Whether it be the frame of mind, scenario, individual task prompts web/download links, or step-by-step instructions, use the conference chat for providing participants with any necessary information. You should use the chat to post tasks so that you’re teaching participants to rely more on the task and less on you, the moderator, for useful information during the sessions. In my experience, it has proved very beneficial to provide participants with individual tasks using the chat. Much like tasks given in unmoderated sessions, this allows them to revisit each activity/prompt so that they may work at their own pace and revisit them if they simply forget (memory is fallible, you know!). This is especially important if you require participants to use a faux credit card or login credentials while completing tasks.

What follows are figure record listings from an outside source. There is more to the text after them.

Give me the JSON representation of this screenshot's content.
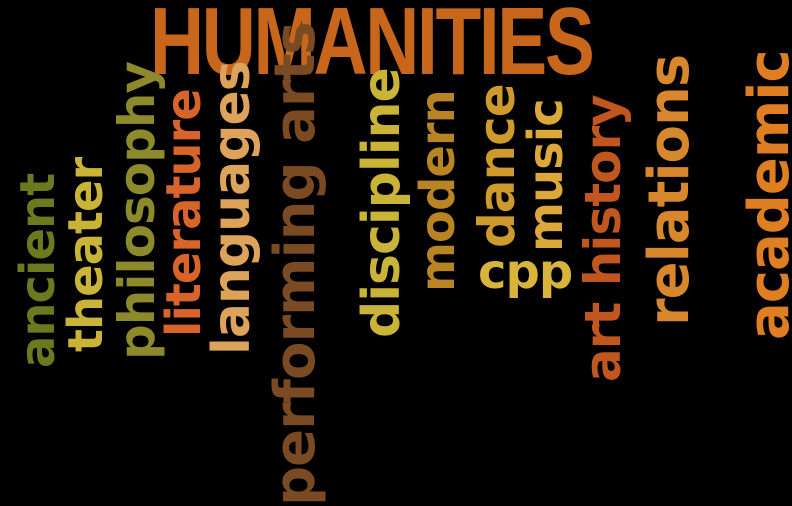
{
  "words": [
    {
      "text": "HUMANITIES",
      "color": "#c8671c"
    },
    {
      "text": "ancient",
      "color": "#6b7a1e"
    },
    {
      "text": "theater",
      "color": "#c9b437"
    },
    {
      "text": "philosophy",
      "color": "#8c8a2a"
    },
    {
      "text": "literature",
      "color": "#d8642a"
    },
    {
      "text": "languages",
      "color": "#dea35a"
    },
    {
      "text": "performing arts",
      "color": "#7a4a22"
    },
    {
      "text": "discipline",
      "color": "#c9b437"
    },
    {
      "text": "modern",
      "color": "#b88424"
    },
    {
      "text": "dance",
      "color": "#cf9a2c"
    },
    {
      "text": "cpp",
      "color": "#d9b43a"
    },
    {
      "text": "music",
      "color": "#dca83a"
    },
    {
      "text": "art history",
      "color": "#c1571e"
    },
    {
      "text": "relations",
      "color": "#d8872d"
    },
    {
      "text": "academic",
      "color": "#e07e22"
    }
  ]
}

Taking notes while moderating interviews or usability sessions have long been a controversial topic, with the general consensus being that it is bad practice. This conclusion is usually found due to an invisible barrier which is introduced between you and the participant while you’re furiously scribbling in a notebook or typing on a computer. Remote moderated studies don’t impose such barriers; you’re already conversing via computer screen many miles away. Be sure that when you’re taking notes, you’re paying full attention to the participant at all times and only documenting key interactions or quotes. While taking these high-level notes is OK, it is best practice to invite a colleague to observe sessions for more detailed notes such as time logs or the participant’s stream of consciousness.
Even though remote moderated sessions can be so easily conducted within tight timelines, don’t fall into the trap of recruiting only the general population. You still need to make sure you’re recruiting representative users; these are the people who will have the true motive and mindset for completing real tasks on the system being tested. As we know, people pay attention to different things depending on their goal—if the goal of the participant is simply to do your task without motive, they’re likely to pay attention to very different things than your real users. Representative users often pay closer attention to content, connotational meanings, and associations when they’re navigating and completing tasks. Given this, it is absolutely imperative that you continue to recruit representative users, even if you’re conducting “quick-tests” to evaluate only very general flows or the big “roadblocks” within an experience. Follow these seven tips for conducting remotely-moderated user research, and you will find that your sessions not only will have richer insights but will go much more smoothly for yourself, your stakeholders and, ultimately, your participants as well.